America has shite maternity leave and horrendous levels of mental health problems...

The idea that attachment parenting is anti-feminist is bizarre as that argument is actually suggesting that the role of the mother is insignificant.

OP posts:
Parker231 · 26/08/2019 17:52

@aqua00 - what a negative view. That may have been your DC’s experience of nursery but wasn’t at the one my DC’s spent four years full time. We had regular reports when they were babies and obviously as they got older they told us what they had done during the day. They did thrive there.

ThanksItHasPockets · 26/08/2019 17:53

My children are incredibly lucky to have four living, loving and involved grandparents, but I know full well that if they provided regular childcare (which they don’t live close enough to do) then my children would have a real hotchpotch of a week. Grandma and Grandad A would be much more permissive than DH and me and allow far more treats and fewer boundaries; Grandma and Grandad B are probably stricter than us but would ensure a really broad range of outings and experiences. All would care for my children with wonderful, unconditional love but my children would find it incredibly confusing and unsettling to have to switch registers throughout the week. A day of nursery on top of that would throw them completely.
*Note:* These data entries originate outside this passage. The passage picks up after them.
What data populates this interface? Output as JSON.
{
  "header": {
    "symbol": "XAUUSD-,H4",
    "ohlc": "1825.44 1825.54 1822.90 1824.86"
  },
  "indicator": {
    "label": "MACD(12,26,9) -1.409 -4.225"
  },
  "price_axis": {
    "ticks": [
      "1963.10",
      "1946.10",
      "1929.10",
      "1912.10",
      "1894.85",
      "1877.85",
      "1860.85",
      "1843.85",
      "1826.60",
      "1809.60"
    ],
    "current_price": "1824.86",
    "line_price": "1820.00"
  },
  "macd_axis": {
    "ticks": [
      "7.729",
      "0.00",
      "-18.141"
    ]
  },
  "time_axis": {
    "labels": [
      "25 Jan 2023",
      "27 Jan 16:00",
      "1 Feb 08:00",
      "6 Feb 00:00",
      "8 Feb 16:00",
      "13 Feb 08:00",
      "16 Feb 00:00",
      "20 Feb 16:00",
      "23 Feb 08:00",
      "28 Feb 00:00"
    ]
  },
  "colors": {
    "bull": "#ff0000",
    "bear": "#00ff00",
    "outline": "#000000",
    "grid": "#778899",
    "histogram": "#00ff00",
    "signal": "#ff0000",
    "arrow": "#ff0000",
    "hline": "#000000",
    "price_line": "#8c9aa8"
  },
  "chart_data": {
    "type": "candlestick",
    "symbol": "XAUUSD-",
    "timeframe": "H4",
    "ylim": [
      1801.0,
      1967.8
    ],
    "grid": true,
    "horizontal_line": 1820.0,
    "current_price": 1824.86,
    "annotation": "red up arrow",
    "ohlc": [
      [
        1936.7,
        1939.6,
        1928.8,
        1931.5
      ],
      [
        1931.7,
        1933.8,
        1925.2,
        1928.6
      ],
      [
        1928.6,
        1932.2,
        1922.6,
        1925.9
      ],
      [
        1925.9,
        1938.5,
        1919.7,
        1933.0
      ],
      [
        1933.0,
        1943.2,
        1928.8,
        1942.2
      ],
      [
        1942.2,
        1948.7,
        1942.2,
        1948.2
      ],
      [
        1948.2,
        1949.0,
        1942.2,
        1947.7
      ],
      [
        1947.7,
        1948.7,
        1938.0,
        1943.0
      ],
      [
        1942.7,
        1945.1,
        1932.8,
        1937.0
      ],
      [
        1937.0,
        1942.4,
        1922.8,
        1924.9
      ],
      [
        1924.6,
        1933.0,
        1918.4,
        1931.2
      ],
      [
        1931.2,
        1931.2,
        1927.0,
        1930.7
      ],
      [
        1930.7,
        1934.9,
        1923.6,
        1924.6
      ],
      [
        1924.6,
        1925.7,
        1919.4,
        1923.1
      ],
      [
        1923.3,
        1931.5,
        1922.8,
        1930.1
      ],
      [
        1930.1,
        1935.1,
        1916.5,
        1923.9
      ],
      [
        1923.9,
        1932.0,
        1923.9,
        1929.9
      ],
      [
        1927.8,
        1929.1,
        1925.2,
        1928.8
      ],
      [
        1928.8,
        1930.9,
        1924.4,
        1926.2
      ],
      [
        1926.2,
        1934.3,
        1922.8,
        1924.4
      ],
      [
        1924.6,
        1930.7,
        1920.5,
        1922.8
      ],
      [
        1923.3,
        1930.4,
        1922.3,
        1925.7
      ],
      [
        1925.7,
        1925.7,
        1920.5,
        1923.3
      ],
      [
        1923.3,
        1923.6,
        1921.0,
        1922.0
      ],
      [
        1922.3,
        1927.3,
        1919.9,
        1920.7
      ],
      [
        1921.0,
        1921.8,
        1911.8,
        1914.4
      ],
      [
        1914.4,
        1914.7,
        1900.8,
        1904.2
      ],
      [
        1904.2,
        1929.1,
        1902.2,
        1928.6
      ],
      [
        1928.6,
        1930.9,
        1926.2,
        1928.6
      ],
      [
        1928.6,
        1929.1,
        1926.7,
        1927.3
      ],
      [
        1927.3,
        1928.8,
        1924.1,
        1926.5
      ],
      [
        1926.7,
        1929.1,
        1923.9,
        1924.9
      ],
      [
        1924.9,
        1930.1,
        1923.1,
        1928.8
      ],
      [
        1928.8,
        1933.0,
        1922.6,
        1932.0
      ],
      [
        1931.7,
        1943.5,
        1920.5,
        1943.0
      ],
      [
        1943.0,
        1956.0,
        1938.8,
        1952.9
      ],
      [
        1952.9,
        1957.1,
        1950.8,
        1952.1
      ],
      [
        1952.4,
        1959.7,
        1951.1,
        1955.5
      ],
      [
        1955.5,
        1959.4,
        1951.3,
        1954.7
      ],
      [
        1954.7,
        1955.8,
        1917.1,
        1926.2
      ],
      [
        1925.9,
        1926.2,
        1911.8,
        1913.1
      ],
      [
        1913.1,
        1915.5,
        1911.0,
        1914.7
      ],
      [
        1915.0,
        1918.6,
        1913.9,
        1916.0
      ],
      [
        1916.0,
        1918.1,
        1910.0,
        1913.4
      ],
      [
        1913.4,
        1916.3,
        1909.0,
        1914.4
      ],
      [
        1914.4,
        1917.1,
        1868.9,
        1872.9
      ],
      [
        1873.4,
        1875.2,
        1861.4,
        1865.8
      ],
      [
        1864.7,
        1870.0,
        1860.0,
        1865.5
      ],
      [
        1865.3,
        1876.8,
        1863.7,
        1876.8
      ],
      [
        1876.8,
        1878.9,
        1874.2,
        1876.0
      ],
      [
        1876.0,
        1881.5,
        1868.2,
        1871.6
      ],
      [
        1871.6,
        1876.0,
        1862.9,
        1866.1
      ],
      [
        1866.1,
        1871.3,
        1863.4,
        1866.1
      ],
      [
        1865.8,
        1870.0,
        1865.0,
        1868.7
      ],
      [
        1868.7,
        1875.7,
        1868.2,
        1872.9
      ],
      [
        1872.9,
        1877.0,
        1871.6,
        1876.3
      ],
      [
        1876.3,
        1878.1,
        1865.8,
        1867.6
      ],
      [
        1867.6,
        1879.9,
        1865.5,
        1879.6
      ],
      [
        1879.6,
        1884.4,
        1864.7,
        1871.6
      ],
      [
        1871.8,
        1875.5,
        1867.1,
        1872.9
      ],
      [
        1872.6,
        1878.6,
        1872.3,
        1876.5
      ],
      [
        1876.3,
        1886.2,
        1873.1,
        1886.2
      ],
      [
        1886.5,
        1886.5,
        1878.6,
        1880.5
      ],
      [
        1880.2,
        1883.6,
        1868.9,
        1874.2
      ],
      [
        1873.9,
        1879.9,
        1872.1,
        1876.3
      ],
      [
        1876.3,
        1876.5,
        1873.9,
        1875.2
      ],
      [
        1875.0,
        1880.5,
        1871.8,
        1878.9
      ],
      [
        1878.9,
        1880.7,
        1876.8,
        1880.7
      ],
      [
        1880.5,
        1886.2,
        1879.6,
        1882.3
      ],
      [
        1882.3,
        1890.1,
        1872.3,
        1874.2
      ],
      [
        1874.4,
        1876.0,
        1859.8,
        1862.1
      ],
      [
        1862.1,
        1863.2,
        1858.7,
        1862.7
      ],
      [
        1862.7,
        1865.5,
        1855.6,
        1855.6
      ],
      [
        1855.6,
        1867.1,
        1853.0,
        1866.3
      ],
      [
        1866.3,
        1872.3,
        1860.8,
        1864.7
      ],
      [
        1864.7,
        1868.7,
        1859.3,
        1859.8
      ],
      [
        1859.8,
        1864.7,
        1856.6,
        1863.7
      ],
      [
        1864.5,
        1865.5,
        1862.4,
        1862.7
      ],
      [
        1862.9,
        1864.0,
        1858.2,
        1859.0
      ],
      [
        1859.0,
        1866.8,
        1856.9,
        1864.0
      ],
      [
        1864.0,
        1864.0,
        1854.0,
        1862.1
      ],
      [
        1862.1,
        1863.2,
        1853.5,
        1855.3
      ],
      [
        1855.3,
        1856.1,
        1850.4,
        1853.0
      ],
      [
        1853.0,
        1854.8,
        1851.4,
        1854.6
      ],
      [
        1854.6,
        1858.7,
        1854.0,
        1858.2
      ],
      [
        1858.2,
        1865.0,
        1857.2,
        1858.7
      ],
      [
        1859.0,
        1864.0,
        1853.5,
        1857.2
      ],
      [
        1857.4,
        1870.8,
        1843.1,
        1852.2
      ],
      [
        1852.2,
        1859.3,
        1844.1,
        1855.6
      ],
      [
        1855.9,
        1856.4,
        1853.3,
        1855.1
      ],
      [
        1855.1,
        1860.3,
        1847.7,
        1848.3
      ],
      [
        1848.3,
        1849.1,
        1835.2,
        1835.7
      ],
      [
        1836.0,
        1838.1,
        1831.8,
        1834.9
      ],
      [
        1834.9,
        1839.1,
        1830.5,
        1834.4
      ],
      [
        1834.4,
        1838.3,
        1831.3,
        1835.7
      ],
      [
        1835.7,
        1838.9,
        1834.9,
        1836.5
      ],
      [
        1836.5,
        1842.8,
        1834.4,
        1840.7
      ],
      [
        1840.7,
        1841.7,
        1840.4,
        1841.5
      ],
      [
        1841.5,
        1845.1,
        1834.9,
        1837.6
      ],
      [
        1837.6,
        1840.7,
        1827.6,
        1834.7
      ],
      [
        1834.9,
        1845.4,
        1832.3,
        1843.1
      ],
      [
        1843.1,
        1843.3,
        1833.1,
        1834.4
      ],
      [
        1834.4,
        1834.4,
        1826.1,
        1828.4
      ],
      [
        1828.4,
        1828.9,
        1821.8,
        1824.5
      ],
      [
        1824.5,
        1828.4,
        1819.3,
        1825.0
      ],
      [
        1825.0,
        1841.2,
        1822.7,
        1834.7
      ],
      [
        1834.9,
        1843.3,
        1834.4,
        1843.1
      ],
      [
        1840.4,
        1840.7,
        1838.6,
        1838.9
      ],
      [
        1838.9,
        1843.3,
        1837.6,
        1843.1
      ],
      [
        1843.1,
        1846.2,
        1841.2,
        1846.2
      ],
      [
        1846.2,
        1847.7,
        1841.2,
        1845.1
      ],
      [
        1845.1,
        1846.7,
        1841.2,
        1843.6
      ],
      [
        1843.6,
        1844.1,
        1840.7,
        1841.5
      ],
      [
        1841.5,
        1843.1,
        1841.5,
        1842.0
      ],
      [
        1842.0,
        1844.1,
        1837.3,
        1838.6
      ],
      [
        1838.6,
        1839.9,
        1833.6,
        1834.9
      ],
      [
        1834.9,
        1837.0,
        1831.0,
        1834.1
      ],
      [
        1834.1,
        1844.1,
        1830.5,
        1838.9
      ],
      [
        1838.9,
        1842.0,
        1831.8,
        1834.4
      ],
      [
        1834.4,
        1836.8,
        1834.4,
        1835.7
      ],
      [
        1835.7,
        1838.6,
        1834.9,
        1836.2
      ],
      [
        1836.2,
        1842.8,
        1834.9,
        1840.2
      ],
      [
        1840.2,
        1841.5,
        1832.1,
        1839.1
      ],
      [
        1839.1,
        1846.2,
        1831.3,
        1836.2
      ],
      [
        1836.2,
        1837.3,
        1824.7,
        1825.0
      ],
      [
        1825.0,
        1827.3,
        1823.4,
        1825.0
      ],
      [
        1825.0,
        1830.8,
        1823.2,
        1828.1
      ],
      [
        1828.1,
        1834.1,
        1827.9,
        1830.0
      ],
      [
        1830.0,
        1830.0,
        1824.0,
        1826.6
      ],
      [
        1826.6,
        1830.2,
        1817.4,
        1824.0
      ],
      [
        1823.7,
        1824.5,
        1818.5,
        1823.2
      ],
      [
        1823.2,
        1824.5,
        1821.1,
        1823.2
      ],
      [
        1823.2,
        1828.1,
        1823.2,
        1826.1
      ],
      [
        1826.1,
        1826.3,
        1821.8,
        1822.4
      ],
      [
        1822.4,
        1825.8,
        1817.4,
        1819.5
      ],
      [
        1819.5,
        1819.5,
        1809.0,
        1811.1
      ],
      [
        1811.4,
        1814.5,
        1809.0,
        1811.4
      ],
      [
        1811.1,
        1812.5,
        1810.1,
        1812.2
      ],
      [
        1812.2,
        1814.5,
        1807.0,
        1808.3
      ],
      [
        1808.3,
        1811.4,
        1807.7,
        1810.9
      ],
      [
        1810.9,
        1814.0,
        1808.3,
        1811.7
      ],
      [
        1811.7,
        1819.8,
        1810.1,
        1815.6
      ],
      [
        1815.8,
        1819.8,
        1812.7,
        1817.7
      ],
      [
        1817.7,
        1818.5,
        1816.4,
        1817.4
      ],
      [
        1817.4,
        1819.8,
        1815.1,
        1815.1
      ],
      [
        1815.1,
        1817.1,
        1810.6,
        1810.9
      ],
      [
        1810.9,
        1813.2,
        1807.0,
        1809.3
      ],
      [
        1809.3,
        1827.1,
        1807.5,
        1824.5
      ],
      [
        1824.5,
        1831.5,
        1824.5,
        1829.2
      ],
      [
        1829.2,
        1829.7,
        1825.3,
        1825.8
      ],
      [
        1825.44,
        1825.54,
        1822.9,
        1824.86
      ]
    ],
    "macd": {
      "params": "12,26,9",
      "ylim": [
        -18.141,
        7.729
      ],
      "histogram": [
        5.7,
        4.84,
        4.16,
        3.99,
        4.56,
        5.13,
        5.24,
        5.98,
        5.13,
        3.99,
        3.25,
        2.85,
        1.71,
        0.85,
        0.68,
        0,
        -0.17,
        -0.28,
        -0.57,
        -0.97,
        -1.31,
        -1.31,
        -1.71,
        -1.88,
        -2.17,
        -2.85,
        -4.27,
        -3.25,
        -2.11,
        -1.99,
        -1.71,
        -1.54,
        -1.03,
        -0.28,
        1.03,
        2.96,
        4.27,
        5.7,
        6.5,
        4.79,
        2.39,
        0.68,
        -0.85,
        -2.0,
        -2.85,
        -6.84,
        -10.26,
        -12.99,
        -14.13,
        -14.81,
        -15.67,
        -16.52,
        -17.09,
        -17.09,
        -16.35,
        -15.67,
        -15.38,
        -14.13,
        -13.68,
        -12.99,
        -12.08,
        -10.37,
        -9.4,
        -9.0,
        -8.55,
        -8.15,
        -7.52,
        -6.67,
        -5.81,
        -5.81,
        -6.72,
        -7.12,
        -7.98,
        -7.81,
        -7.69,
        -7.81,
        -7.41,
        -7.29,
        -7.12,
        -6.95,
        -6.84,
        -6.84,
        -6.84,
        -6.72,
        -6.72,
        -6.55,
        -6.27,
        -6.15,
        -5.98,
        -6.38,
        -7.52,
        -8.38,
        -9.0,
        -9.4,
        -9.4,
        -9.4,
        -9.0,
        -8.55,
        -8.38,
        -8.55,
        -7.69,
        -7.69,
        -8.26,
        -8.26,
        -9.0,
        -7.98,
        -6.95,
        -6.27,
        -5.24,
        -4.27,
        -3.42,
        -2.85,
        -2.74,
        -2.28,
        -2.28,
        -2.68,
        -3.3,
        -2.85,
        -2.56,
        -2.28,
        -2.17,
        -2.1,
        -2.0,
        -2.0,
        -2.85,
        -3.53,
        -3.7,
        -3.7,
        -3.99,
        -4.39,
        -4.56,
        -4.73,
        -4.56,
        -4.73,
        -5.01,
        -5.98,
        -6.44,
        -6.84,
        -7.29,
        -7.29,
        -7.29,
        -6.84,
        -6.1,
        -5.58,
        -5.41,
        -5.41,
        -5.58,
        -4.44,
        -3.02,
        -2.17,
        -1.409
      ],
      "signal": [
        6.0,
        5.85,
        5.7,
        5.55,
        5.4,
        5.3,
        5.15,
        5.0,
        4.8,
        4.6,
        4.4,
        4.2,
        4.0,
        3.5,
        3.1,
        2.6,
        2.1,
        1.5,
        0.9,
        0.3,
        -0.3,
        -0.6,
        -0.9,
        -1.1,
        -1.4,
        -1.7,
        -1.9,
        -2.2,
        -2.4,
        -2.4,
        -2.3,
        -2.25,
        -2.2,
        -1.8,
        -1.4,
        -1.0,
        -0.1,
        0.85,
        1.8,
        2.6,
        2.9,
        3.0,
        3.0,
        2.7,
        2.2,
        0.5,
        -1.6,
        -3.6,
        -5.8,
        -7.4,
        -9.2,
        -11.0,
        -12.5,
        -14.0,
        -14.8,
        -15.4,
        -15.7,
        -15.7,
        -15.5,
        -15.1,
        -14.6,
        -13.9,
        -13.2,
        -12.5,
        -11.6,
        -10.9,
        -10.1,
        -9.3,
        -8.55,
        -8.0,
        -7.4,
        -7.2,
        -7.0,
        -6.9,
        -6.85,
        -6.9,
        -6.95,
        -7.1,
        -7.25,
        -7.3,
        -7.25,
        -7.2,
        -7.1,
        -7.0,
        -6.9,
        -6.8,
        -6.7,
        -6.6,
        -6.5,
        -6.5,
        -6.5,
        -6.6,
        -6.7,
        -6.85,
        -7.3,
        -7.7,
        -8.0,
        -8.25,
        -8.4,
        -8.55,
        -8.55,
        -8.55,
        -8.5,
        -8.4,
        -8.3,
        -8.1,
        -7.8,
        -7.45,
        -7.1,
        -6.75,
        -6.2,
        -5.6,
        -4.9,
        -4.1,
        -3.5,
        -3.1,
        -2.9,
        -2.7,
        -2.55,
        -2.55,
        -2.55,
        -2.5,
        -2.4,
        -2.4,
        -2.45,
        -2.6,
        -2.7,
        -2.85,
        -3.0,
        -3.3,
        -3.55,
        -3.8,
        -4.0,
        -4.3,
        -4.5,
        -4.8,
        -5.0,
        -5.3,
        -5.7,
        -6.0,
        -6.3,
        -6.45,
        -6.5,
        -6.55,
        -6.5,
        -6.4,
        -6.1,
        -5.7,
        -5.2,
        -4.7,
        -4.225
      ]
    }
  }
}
Have you sat down with the other adults who care for your child and really, honestly considered what his experience of the week is like?

Sparklesocks · 26/08/2019 17:53

That’s quite a sweeping statement to make based on your own single experiences.

aliteralAIBUforonce · 26/08/2019 17:53

I'm not asking for suggestions for my personal situation- just wondering if others feel the same and it is a debate worth having.

Also, how can I make someone feel shit if their nursery is fantastic?